In Brett Gardner’s mind, he’s a starter, even though he knows the New York Yankees project him as Clint Frazier’s backup in left field.
“I’ve always kind of gone into it with the mindset of having to fight for playing time, whether it was a young guy trying to beat out a guy like Melky Cabera or Johnny Damon, Nick Swisher, even guy like Bobby Abreu,” the 37-year-old Gardner said Thursday at spring training.
Gardner, the longest-tenured Yankee, returned for a 14th season with a contract finalized Tuesday. He mentors the 26-year-old Frazier, who last year put behind a 2018 spring training concussion and vastly improved his defense.
“He’s such a good teammate. He’s such a jokester, like he’s a little kid,” Frazier said. “I swear he’s more immature than I am. He makes you feel comfortable, and he makes everyone around him better. There is still things that he can teach me as a player, teach me as a man moving forward.”
Gardner is the last link to the Yankees’ 2009 title. He hit .223 with five homers and 15 RBIs in 130 at-bats last year, rebounding after a slump that sunk his average at .169 at the start of September. He batted .369 (7 for 19) in the playoffs.

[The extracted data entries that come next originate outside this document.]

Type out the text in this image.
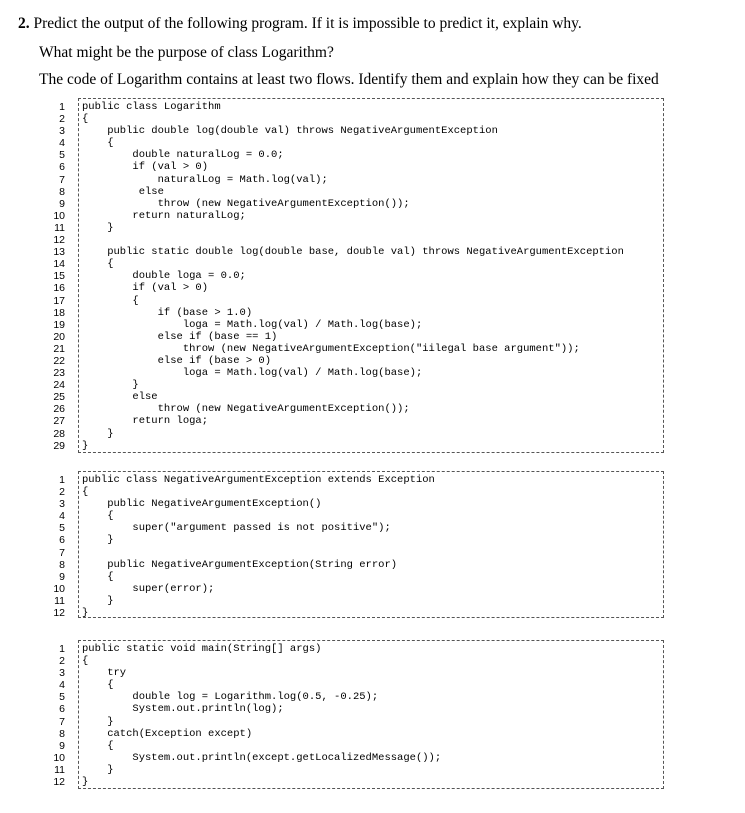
2. Predict the output of the following program. If it is impossible to predict it, explain why.
What might be the purpose of class Logarithm?
The code of Logarithm contains at least two flows. Identify them and explain how they can be fixed
1
2
3
4
5
6
7
8
9
10
11
12
13
14
15
16
17
18
19
20
21
22
23
24
25
26
27
28
29
public class Logarithm
{
public double log(double val) throws NegativeArgumentException
{
double naturalLog = 0.0;
if (val > 0)
naturalLog = Math.log(val);
else
throw (new NegativeArgumentException());
return naturalLog;
}
public static double log(double base, double val) throws NegativeArgumentException
{
double loga = 0.0;
if (val > 0)
{
if (base > 1.0)
loga = Math.log(val) / Math.log(base);
else if (base == 1)
throw (new NegativeArgumentException("iilegal base argument"));
else if (base > 0)
loga = Math.log(val) / Math.log(base);
}
else
throw (new NegativeArgumentException());
return loga;
}
}
1
2
3
4
5
6
7
8
9
10
11
12
public class NegativeArgumentException extends Exception
{
public NegativeArgumentException()
{
super("argument passed is not positive");
}
public NegativeArgumentException(String error)
{
super(error);
}
}
1
2
3
4
5
6
7
8
9
10
11
12
public static void main(String[] args)
{
try
{
double log = Logarithm.log(0.5, -0.25);
System.out.println(log);
}
catch(Exception except)
{
System.out.println(except.getLocalizedMessage());
}
}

“I’m planning on playing every day,” he said. “And obviously that’s not realistic. And I know that’s not going to happen. But we’ve seen in the past guys getting hurt and things don’t always go as planned.”
While 5-foot-11, he has power and often was the only left-handed hitter in the batting order last year, at times joined by switch-hitting Aaron Hicks. Gardner jokes with Aaron Judge about his pop.
“I tell him all the time, if I was 6-7, 275 pounds, can you imagine how far I would hit the baseball?” Gardner said. “I told him I might hit 80 home runs a year if I was as big as he is.”
Frazier, too, is in a mood to yuck it up after years of adversity. Acquired from Cleveland in the July 2016 deal for reliever Andrew Miller, he has overcome cockiness, a collision with an outfield wall at Bradenton in 2018 and defense that reached a low point against Boston in June 2019 when he misplayed balls off the bat of Eduardo Núñez, Andrew Benintendi and Michael Chavis.
“A lot of expectations there, I think some unfair expectations,” Gardner said. “And when you have a young kid, just drafted out of high school, you forget that he hasn’t had a lot of time to develop necessarily in the minor leagues. And it’s hard being away from home for the first time and things like that. So I think that coming over to the team, it just took him a minute to get comfortable and to be himself.”
Frazier was demoted to the alternate training site after the second game last season, on July 25. He returned Aug. 11 and came into his own.
“I didn’t feel like I was looking over my shoulder the entire time wondering how many more days do I have until I have to take a black car down to Scranton,” he said.
Frazier finished with a .267 average, eight homers and 26 RBIs in 131 at-bats. He joined Baltimore’s Anthony Santander and Texas’ Joey Gallo as finalists for AL Gold Glove in right field.
“I think he had to shed the narrative that was probably a little unfair about him because one he’s always worked his tail off,” manager Aaron Boone said. “I think his confidence has really taken off. And this is the guy that hasn’t had anything handed to him. He had to scratch and claw and fight and earn his position.”
Frazier enters 2021 with 24 homers and 82 RBIs in 162 career big league games, acutely aware his career matches a full season. As his bat heated up, his personality cooled.
He admitted “it definitely feels good knowing that whenever I walk into the locker room that I don’t have eyes on me for something that I possibly did that caused other people to have to answer questions
“I learned to make it a little more of a mild version rather than a Tabasco hot sauce,” he said. “I’m still me behind the scenes, but I’m just trying to be a grown up and the best teammate that I can.”
Frazier credits Gardner with helping him through the tough times.
“There was obviously in 2019 a lot of discussions in the outfield where he was just trying to give any bit of advice he could on the mishaps that I was having in the outfield,” he said. “There was times when he pulled me over into his room just to put his arm around me and just to talk to me because he knew that I was going through some some tough times with some distractions that I caused. And Brett’s just been a light that keeps shining really bright for me, and I’d selfishly like to have this guy around until he’s like 50 just so I could finish my career with him.”
Frazier thought about how far he’s progressed.
“If I could write a letter to myself back in the day and just leave it there, I would say, ‘I think you need to be yourself but you need to tone it down and just relax, shut up and just swing the bat,’” he said. “’And catch the balls — catch the fly balls.’”
Gardner is happy to be in pinstripes one more season to play, to prep and to prank.
“I’ll obviously be 38 in August. So there’s no guarantees,” he said. “We’ll see how this season goes and take things not just one year at a time, but one day at a time. And there’s no telling what the future holds. But I’ll definitely try and soak all this in and enjoy it. And if this is it, then it’s it. And if’s I’ve got one more year in me, then then we’ll do that, too.”